At that point, the phone diplomacy increased among leaders like the Kurdish regional deputy prime minister, Qubad Talabani; Mr. Abadi’s deputy chief of staff; and Iraq’s intelligence chief.
These relationships have helped avert any new clashes near the border, despite a buildup of Iraqi forces, and helped keep the trade corridor open and oil exports flowing, albeit at a reduced rate, according to Turkish and Iraqi officials.
However, not all political factions in Baghdad or Kurdistan support de-escalation or a border deal.
Those include Iraqi Shiite politicians close to the Popular Mobilization Forces, a paramilitary organization made up of dozens of militias recognized by the Iraqi state in 2014 as an auxiliary force to fight the Islamic State.
Although the militias are under the formal command of Mr. Abadi, some of their leaders are his parliamentary rivals and profess close allegiance to Iran’s Islamic Revolutionary Guard Corps.
On the Kurdish side, it is unclear who, exactly, could enforce any potential border compromise.

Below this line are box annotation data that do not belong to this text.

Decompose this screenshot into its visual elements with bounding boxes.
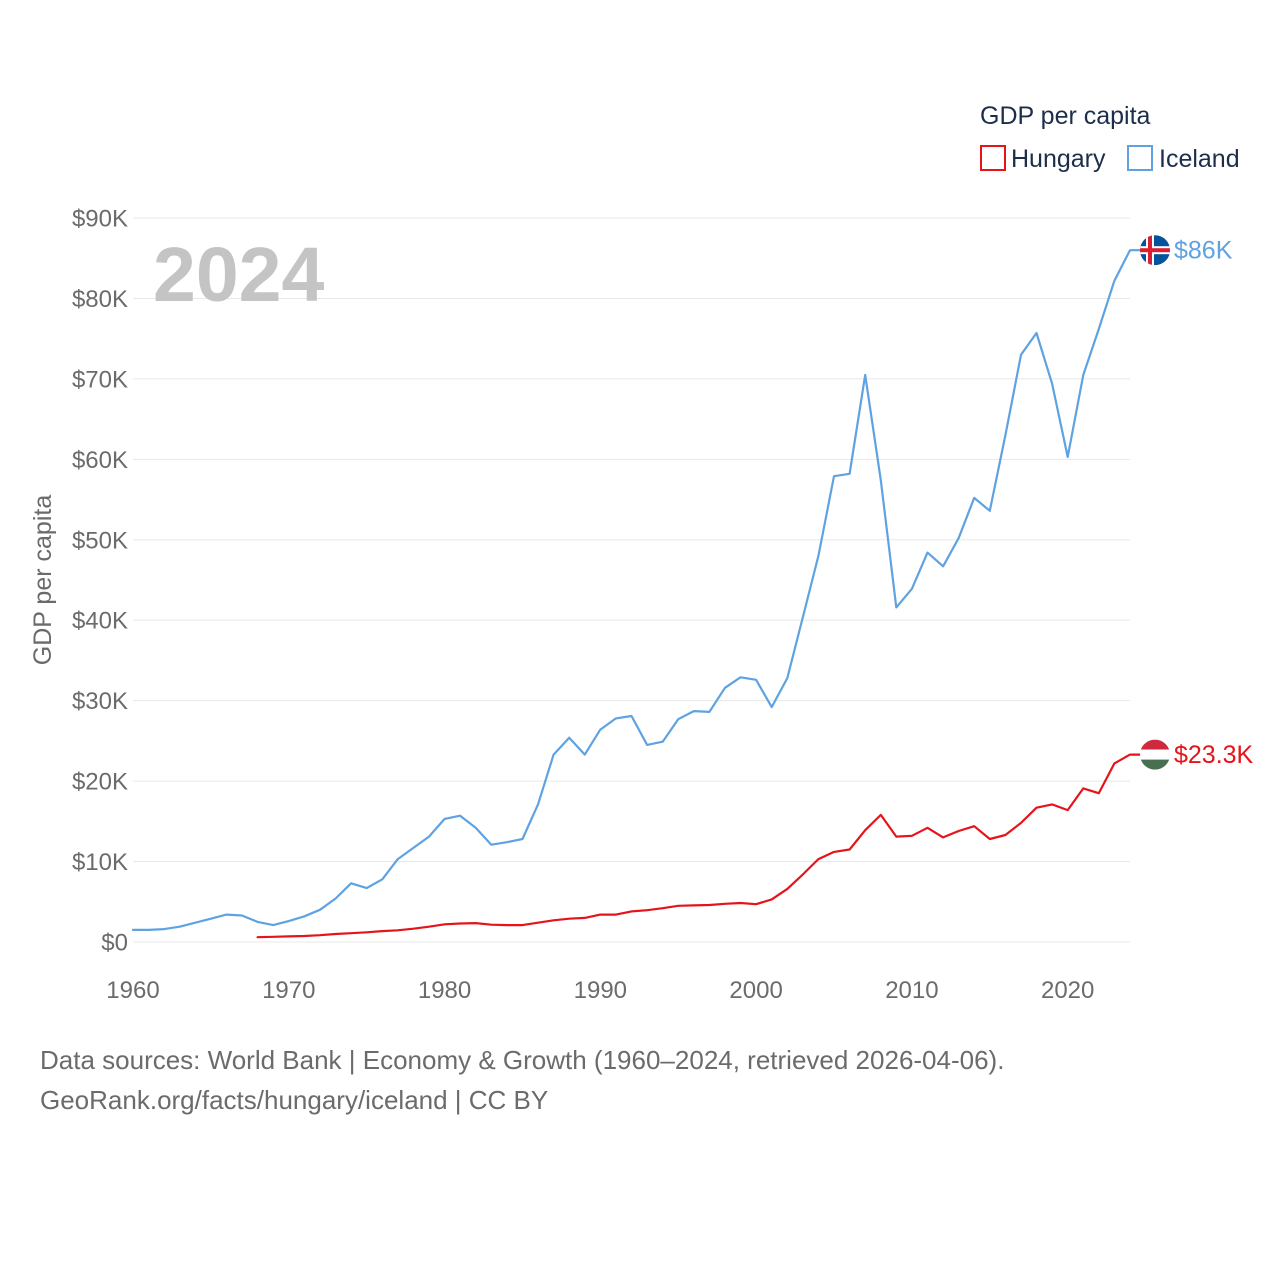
iceland-flag-icon <box>1140 235 1170 266</box>
x-tick-label: 2020 <box>1041 977 1094 1004</box>
y-tick-label: $80K <box>72 286 128 313</box>
end-label-iceland: $86K <box>1174 237 1233 265</box>
y-axis-title: GDP per capita <box>29 495 57 666</box>
x-tick-label: 1970 <box>262 977 315 1004</box>
legend-label-iceland: Iceland <box>1159 145 1240 173</box>
y-tick-label: $40K <box>72 608 128 635</box>
footer: Data sources: World Bank | Economy & Gro… <box>40 1040 1004 1120</box>
x-tick-label: 2000 <box>729 977 782 1004</box>
footer-sources: Data sources: World Bank | Economy & Gro… <box>40 1045 1005 1075</box>
legend-label-hungary: Hungary <box>1011 145 1106 173</box>
gridlines <box>133 217 1130 943</box>
series-line-iceland <box>131 249 1142 931</box>
y-tick-label: $10K <box>72 849 128 876</box>
series-line-hungary <box>256 753 1142 939</box>
x-tick-label: 2010 <box>885 977 938 1004</box>
legend-swatch-hungary <box>980 145 1006 171</box>
y-tick-label: $0 <box>101 930 128 957</box>
y-tick-label: $90K <box>72 206 128 233</box>
footer-credit: GeoRank.org/facts/hungary/iceland | CC B… <box>40 1085 549 1115</box>
legend-item-iceland: Iceland <box>1127 145 1240 173</box>
year-watermark: 2024 <box>153 232 324 318</box>
series-lines <box>131 249 1142 939</box>
legend-title: GDP per capita <box>980 102 1151 130</box>
legend-swatch-iceland <box>1127 145 1153 171</box>
y-tick-label: $20K <box>72 769 128 796</box>
x-tick-label: 1980 <box>418 977 471 1004</box>
x-axis: 1960 1970 1980 1990 2000 2010 2020 <box>106 977 1094 1004</box>
legend-item-hungary: Hungary <box>980 145 1106 173</box>
hungary-flag-icon <box>1140 739 1170 770</box>
x-tick-label: 1990 <box>574 977 627 1004</box>
y-tick-label: $30K <box>72 688 128 715</box>
y-tick-label: $50K <box>72 527 128 554</box>
end-label-hungary: $23.3K <box>1174 741 1254 769</box>
y-tick-label: $70K <box>72 366 128 393</box>
y-tick-label: $60K <box>72 447 128 474</box>
y-axis: $0 $10K $20K $30K $40K $50K $60K $70K $80K $90K <box>72 206 128 957</box>
x-tick-label: 1960 <box>106 977 159 1004</box>
legend: GDP per capita Hungary Iceland <box>980 102 1240 173</box>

Mansour Barzani, the son of the longtime Kurdish leader Masoud Barzani, commands an elite Kurdish security force that is defending a ridge between an Iraqi artillery unit and the Fish Khabbour border. Last week, he said he would fight to the death rather than allow the Iraqi federal troops to control the crossings. But a cousin, the regional prime minister Nerchivan Barzani, supports a negotiated deal.
“Naturally when there is tension in the field and military confrontations take place, there are always needs to defuse such tensions,” said Safin Dizayee, a spokesman for Mr. Barzani. “The prime minister has, through various channels, maintained such contacts with the federal government,” he said, adding that the conversations “have helped create more understanding and build confidence.”
Meanwhile, in the second largest Kurdish city, Sulimaniyah, relatives of the former Iraqi president Jalal Talabani, who died last month, are immersed in their own feuds over control of Mr. Talabani’s party and the security force loyal to it.
Such divisions have already scuttled one attempt to stave off military conflict between Baghdad and the Kurds.
In the aftermath of the independence referendum, Mr. Talabani’s eldest son, Bafel, began unilateral negotiations with Mr. Abadi. (Qubad Talabani is Bafel’s brother.)
Bafel Talabani, a British-educated Kurdish security commander who holds neither elected office nor a formal political role, said he took the initiative to counter what he saw as a firm determination by Baghdad to clip Iraqi Kurdistan’s autonomy.
He proposed a plan that would have federal forces and troops from the American-led coalition against the Islamic State take over a large military base near the oil-rich town of Kirkuk, along with federal forces and Kurdish forces loyal to his father’s party. The Kurds had controlled the base since 2014, when Iraq’s army retreated during the Islamic State onslaught.
Bafel Talabani said the base deal would have given Mr. Abadi a political win amid the nationalist fervor in Baghdad, as well as allow Kurds to keep a toehold in what to many leaders is an essential piece to their independence plans. Kirkuk is coveted by both Baghdad and the Kurds because of its strategic oil reserves.
“It was a true compromise that would have saved lives,” Mr. Talabani said in a recent interview.
An aide to Mr. Abadi, and two Western diplomats, confirmed that such a deal had been proposed. Mr. Abadi gave Mr. Talabani until Oct. 16 to get a green light from the Kurdish leadership to implement the plan, or he would launch the operation to seize the area from Kurdish control.
Mr. Talabani said he could not build consensus among his father’s political party and the region’s ruling party, controlled by the Barzani family.
With the deadline past, Mr. Abadi instead ordered the federal forces to push into Kirkuk, and then farther north toward the Turkish border.